Insights into the causal role of diesel exhaust particles in ventricular arrhythmogenesis: protective effects of antioxidant cerium oxide nanoparticles

Abstract Background Epidemiological studies suggest an association between air pollution and ventricular arrhythmias, with reactive oxygen species (ROS) playing a crucial role. However, the causal relationship and long-term effects remain uncertain, and the effectiveness of interventions aimed at reducing ROS requires further investigation.

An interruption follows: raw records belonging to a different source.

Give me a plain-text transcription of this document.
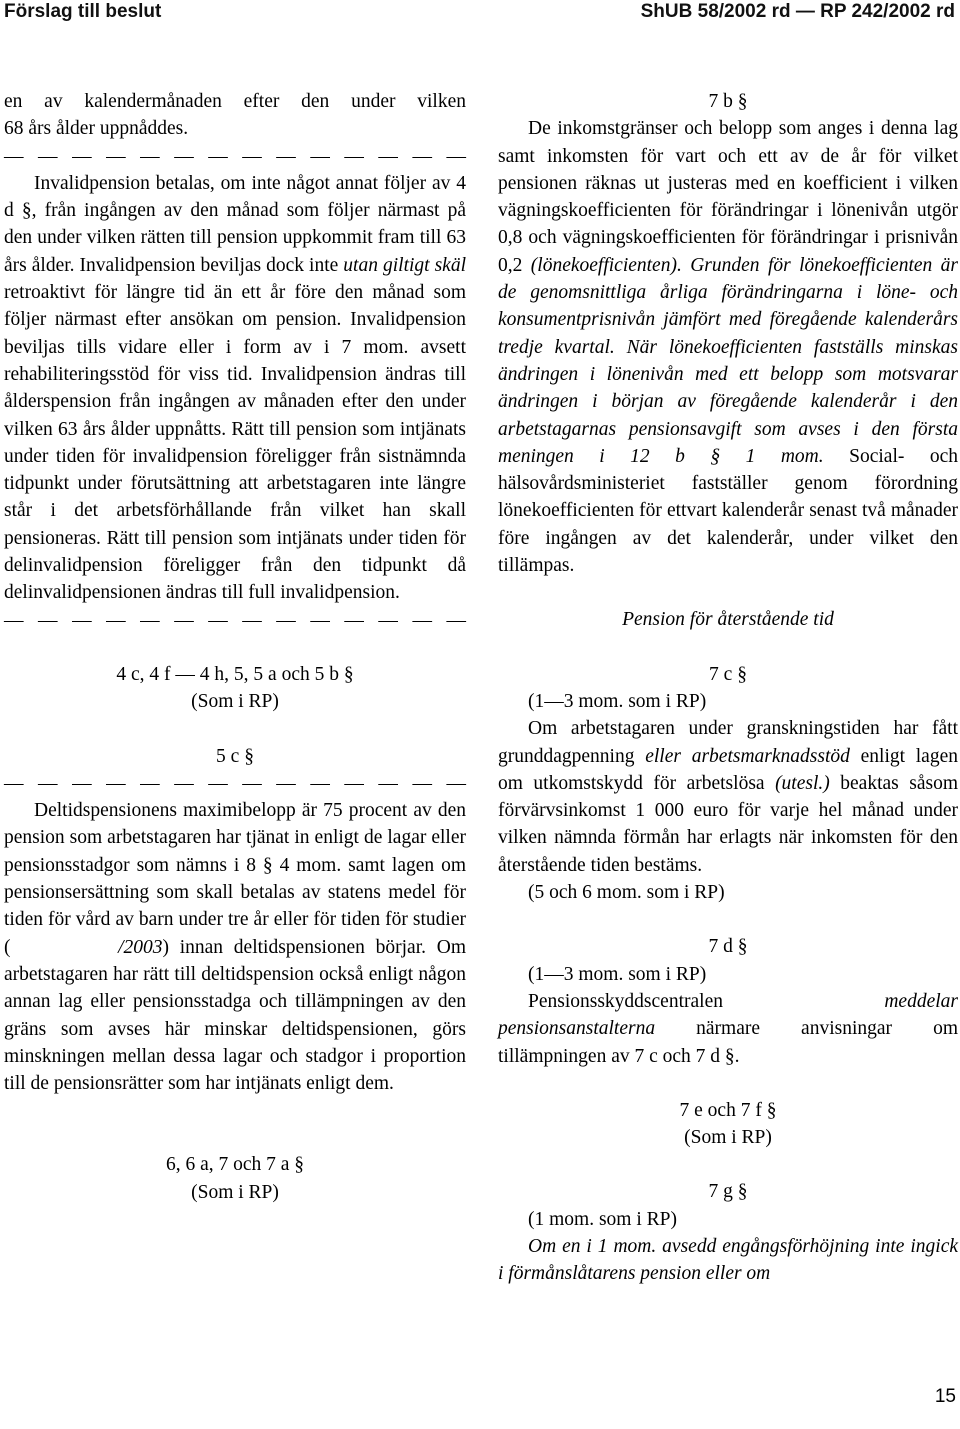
Förslag till beslut	ShUB 58/2002 rd — RP 242/2002 rd

en av kalendermånaden efter den under vilken

68 års ålder uppnåddes.

— — — — — — — — — — — — — —

Invalidpension betalas, om inte något annat följer av 4 d §, från ingången av den månad som följer närmast på den under vilken rätten till pension uppkommit fram till 63 års ålder. Invalidpension beviljas dock inte utan giltigt skäl retroaktivt för längre tid än ett år före den månad som följer närmast efter ansökan om pension. Invalidpension beviljas tills vidare eller i form av i 7 mom. avsett rehabiliteringsstöd för viss tid. Invalidpension ändras till ålderspension från ingången av månaden efter den under vilken 63 års ålder uppnåtts. Rätt till pension som intjänats under tiden för invalidpension föreligger från sistnämnda tidpunkt under förutsättning att arbetstagaren inte längre står i det arbetsförhållande från vilket han skall pensioneras. Rätt till pension som intjänats under tiden för delinvalidpension föreligger från den tidpunkt då delinvalidpensionen ändras till full invalidpension.

— — — — — — — — — — — — — —

4 c, 4 f — 4 h, 5, 5 a och 5 b §

(Som i RP)

5 c §

— — — — — — — — — — — — — —

Deltidspensionens maximibelopp är 75 procent av den pension som arbetstagaren har tjänat in enligt de lagar eller pensionsstadgor som nämns i 8 § 4 mom. samt lagen om pensionsersättning som skall betalas av statens medel för tiden för vård av barn under tre år eller för tiden för studier (	/2003) innan deltidspensionen börjar. Om arbetstagaren har rätt till deltidspension också enligt någon annan lag eller pensionsstadga och tillämpningen av den gräns som avses här minskar deltidspensionen, görs minskningen mellan dessa lagar och stadgor i proportion till de pensionsrätter som har intjänats enligt dem.

6, 6 a, 7 och 7 a §

(Som i RP)

7 b §

De inkomstgränser och belopp som anges i denna lag samt inkomsten för vart och ett av de år för vilket pensionen räknas ut justeras med en koefficient i vilken vägningskoefficienten för förändringar i lönenivån utgör 0,8 och vägningskoefficienten för förändringar i prisnivån 0,2 (lönekoefficienten). Grunden för lönekoefficienten är de genomsnittliga årliga förändringarna i löne- och konsumentprisnivån jämfört med föregående kalenderårs tredje kvartal. När lönekoefficienten fastställs minskas ändringen i lönenivån med ett belopp som motsvarar ändringen i början av föregående kalenderår i den arbetstagarnas pensionsavgift som avses i den första meningen i 12 b § 1 mom. Social- och hälsovårdsministeriet fastställer genom förordning lönekoefficienten för ettvart kalenderår senast två månader före ingången av det kalenderår, under vilket den tillämpas.

Pension för återstående tid

7 c §

(1—3 mom. som i RP)

Om arbetstagaren under granskningstiden har fått grunddagpenning eller arbetsmarknadsstöd enligt lagen om utkomstskydd för arbetslösa (utesl.) beaktas såsom förvärvsinkomst 1 000 euro för varje hel månad under vilken nämnda förmån har erlagts när inkomsten för den återstående tiden bestäms.

(5 och 6 mom. som i RP)

7 d §

(1—3 mom. som i RP)

Pensionsskyddscentralen meddelar pensionsanstalterna närmare anvisningar om tillämpningen av 7 c och 7 d §.

7 e och 7 f §

(Som i RP)

7 g §

(1 mom. som i RP)

Om en i 1 mom. avsedd engångsförhöjning inte ingick i förmånslåtarens pension eller om

15
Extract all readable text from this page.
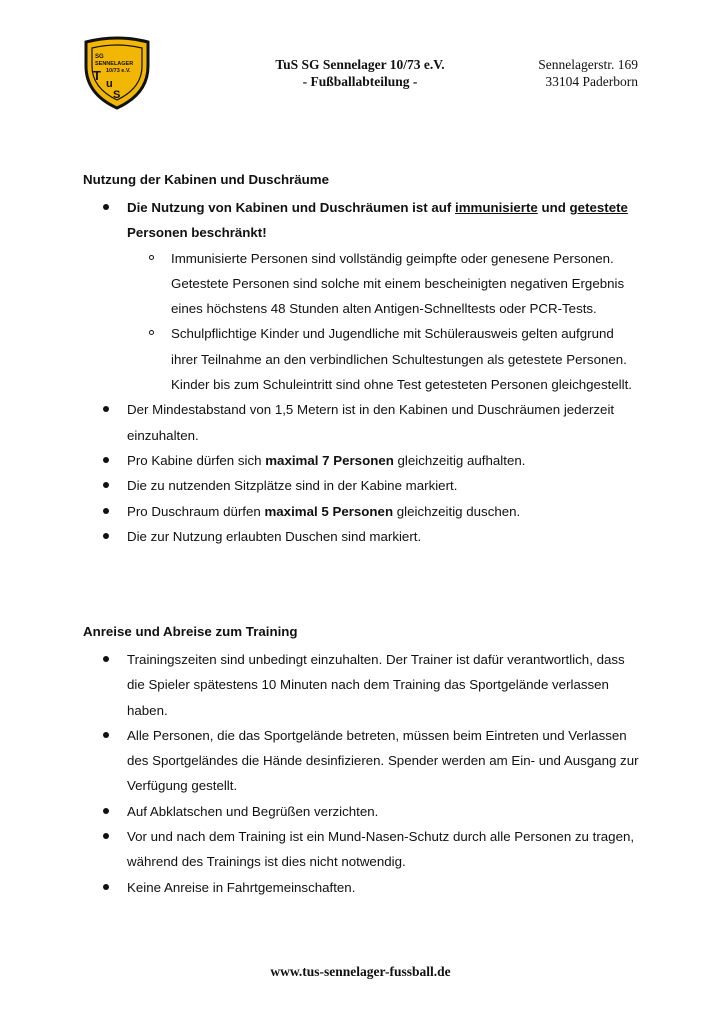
SG
SENNELAGER
10/73 e.V.
T
u
S
TuS SG Sennelager 10/73 e.V.
- Fußballabteilung -
Sennelagerstr. 169
33104 Paderborn

Nutzung der Kabinen und Duschräume

Die Nutzung von Kabinen und Duschräumen ist auf immunisierte und getestete Personen beschränkt!
Immunisierte Personen sind vollständig geimpfte oder genesene Personen. Getestete Personen sind solche mit einem bescheinigten negativen Ergebnis eines höchstens 48 Stunden alten Antigen-Schnelltests oder PCR-Tests.
Schulpflichtige Kinder und Jugendliche mit Schülerausweis gelten aufgrund ihrer Teilnahme an den verbindlichen Schultestungen als getestete Personen. Kinder bis zum Schuleintritt sind ohne Test getesteten Personen gleichgestellt.
Der Mindestabstand von 1,5 Metern ist in den Kabinen und Duschräumen jederzeit einzuhalten.
Pro Kabine dürfen sich maximal 7 Personen gleichzeitig aufhalten.
Die zu nutzenden Sitzplätze sind in der Kabine markiert.
Pro Duschraum dürfen maximal 5 Personen gleichzeitig duschen.
Die zur Nutzung erlaubten Duschen sind markiert.

Anreise und Abreise zum Training

Trainingszeiten sind unbedingt einzuhalten. Der Trainer ist dafür verantwortlich, dass die Spieler spätestens 10 Minuten nach dem Training das Sportgelände verlassen haben.
Alle Personen, die das Sportgelände betreten, müssen beim Eintreten und Verlassen des Sportgeländes die Hände desinfizieren. Spender werden am Ein- und Ausgang zur Verfügung gestellt.
Auf Abklatschen und Begrüßen verzichten.
Vor und nach dem Training ist ein Mund-Nasen-Schutz durch alle Personen zu tragen, während des Trainings ist dies nicht notwendig.
Keine Anreise in Fahrtgemeinschaften.
www.tus-sennelager-fussball.de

Here we aimed to evaluate the effects of a 3-weeks exposure to diesel exhaust particles (DEPs) on ventricular arrhythmogenesis, explore the underlying mechanisms, and assess the potential of cerium oxide nanoparticles (CeO2NP) as a ROS-detoxifying intervention. Results Sprague–Dawley rats underwent intratracheal instillation of saline without or with DEPs (7.5 g/Kg for 1–3 weeks). Ventricular arrhythmia inducibility was then assessed in isolated hearts using a protocol of programmed electrical stimulation. Cardiac hypertrophy, collagen content, inflammation and oxidative stress were analyzed using histology, Western blot, RT-qPCR, and measurement of malondialdehyde content. The potential protective effects of CeO2NP (0.5 mg/Kg/week, i.p.) were also tested. DEP exposure for 3 weeks increased the incidence and duration of sustained ventricular tachyarrhythmias (VTs), a finding that correlated with a moderate increase in interstitial collagen (from 3.11 ± 0.12% in controls to 4.80 ± 0.21% in DEP-exposed rats, p < 0.001), and an early upregulation in the expression of collagen and other fibrotic and inflammatory markers. These effects associated with prolonged QRS complex and enhanced malondialdehyde content (356.7 ± 21.2 vs. 455.3 ± 17.2 μmol/g tissue, p = 0.0066) after 3 weeks. CeO2NP treatment reduced oxidative stress and myocardial fibrosis, reversed electrocardiographic changes and attenuated DEP-induced pro-arrhythmic effects. Conclusions DEP exposure increases the incidence and duration of sustained VTs, collagen deposition and oxidative stress in rats. Treatment with CeO2NP attenuate these effects, arising as a potential novel strategy to mitigate the deleterious effects of air pollution.